Esaltare il ruolo della soggettività rispetto alle condizioni “oggettive” (sociali, economiche o politiche), non significa far finta di niente. L’autorealizzazione è tensione ben diversa dall’adattamento ad un ordine precostituito, semmai se ne sottrae ricercando strade inedite, creative, originali. Ricercare la felicità rende più evidenti gli ostacoli e più motivati ad affrontarli. E’ semmai la “critica sociale” che non ha alcunché di morale “rivoluzionaria” positiva, se non si combina con la proposta di un bene comune, che in quanto tale deve essere anche individuale e relazionale. I “joker” che rappresentano un ribellismo ricolmo di violenza autodistruttiva e nichilista, cinica e risentita, rafforzano le tendenze autoritarie. Il pensiero critico che rinuncia alla sua potenza affermativa e costruttiva rimane semplicemente sul terreno dell’“avversario” e se ne prende cura invece di scalzarlo.

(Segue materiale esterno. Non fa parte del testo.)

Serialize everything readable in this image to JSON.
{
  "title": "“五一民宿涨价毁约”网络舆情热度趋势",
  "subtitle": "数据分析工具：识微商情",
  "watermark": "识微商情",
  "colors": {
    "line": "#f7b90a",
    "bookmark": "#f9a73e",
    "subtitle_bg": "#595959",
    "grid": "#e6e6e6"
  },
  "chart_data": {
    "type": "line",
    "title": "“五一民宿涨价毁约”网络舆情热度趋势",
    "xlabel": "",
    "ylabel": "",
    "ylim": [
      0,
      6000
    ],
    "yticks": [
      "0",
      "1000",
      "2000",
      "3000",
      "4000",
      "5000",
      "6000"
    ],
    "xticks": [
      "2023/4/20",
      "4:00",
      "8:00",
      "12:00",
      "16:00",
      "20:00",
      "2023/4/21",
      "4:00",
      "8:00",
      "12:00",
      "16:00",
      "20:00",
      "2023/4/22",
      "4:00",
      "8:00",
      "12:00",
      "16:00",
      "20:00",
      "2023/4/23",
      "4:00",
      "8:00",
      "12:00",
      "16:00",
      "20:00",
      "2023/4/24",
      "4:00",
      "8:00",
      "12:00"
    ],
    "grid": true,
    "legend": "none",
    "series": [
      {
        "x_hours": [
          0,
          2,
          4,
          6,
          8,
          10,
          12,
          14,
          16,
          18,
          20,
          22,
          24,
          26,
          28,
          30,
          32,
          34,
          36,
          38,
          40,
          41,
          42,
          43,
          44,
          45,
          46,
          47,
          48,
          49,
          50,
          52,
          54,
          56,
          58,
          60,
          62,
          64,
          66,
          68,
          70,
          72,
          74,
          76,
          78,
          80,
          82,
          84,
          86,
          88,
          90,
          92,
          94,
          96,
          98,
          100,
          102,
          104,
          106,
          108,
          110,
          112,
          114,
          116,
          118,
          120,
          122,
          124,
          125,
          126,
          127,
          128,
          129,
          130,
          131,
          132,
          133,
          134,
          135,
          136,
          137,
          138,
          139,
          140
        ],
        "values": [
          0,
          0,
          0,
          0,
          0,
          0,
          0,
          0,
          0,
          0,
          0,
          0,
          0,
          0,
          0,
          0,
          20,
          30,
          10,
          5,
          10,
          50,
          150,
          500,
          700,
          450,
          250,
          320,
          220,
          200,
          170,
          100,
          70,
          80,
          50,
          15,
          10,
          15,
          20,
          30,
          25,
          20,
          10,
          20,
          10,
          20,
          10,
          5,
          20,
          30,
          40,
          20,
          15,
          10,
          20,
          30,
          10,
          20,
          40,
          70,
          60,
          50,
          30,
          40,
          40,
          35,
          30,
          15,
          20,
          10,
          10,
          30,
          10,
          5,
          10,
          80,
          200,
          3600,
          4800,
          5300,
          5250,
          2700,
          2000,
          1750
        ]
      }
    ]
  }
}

L’umanesimo nasce dalla ricerca rinnovata del bene ispirato dall’amore per la vita umana, crede nelle potenzialità benefiche essenziali del genere umano, si pone il problema della ricerca della felicità su questa terra e propone strade, metodi e contenuti per cominciare a realizzarla. Per questo definiamo come Scuola il nostro Coaching Umanistico. Il suo orizzonte è la specie umana, il suo possibile riconoscersi in un destino comune di possibile liberazione e realizzazione. Ma il cammino verso questa utopia nasce da prefigurazioni che investono concreti individui, relazioni e comunità e verifica le proprie ipotesi di felicità nella quotidianità del qui e ora, nonostante condizioni avverse e attrezzandosi per affrontarle. In questo orizzonte, l’individualità nel suo realizzarsi con gli altri, per gli altri e grazie agli altri (giacché la dimensione relazionale è insopprimibile nell’essere umano) ritorna a essere misura di tutte le cose. Non è individualismo, è umanesimo benefico, pratico, affermativo e costruttivo, non solo critico. Sociologi, psicologi, coach, economisti, medici, artisti e scienziati che si riconoscono come umanisti dovrebbero confrontarsi, condividere proposte e esperienze, creare orizzonti comuni. Il tempo della critica è trascorso, ci aspetta quello dell’orizzonte costruttivo, in cui le ipotesi di una felicità possibile possano essere verificate e superate, in un dialogo fraterno fra tutti coloro che l’hanno a cuore insieme alla verità e alla giustizia.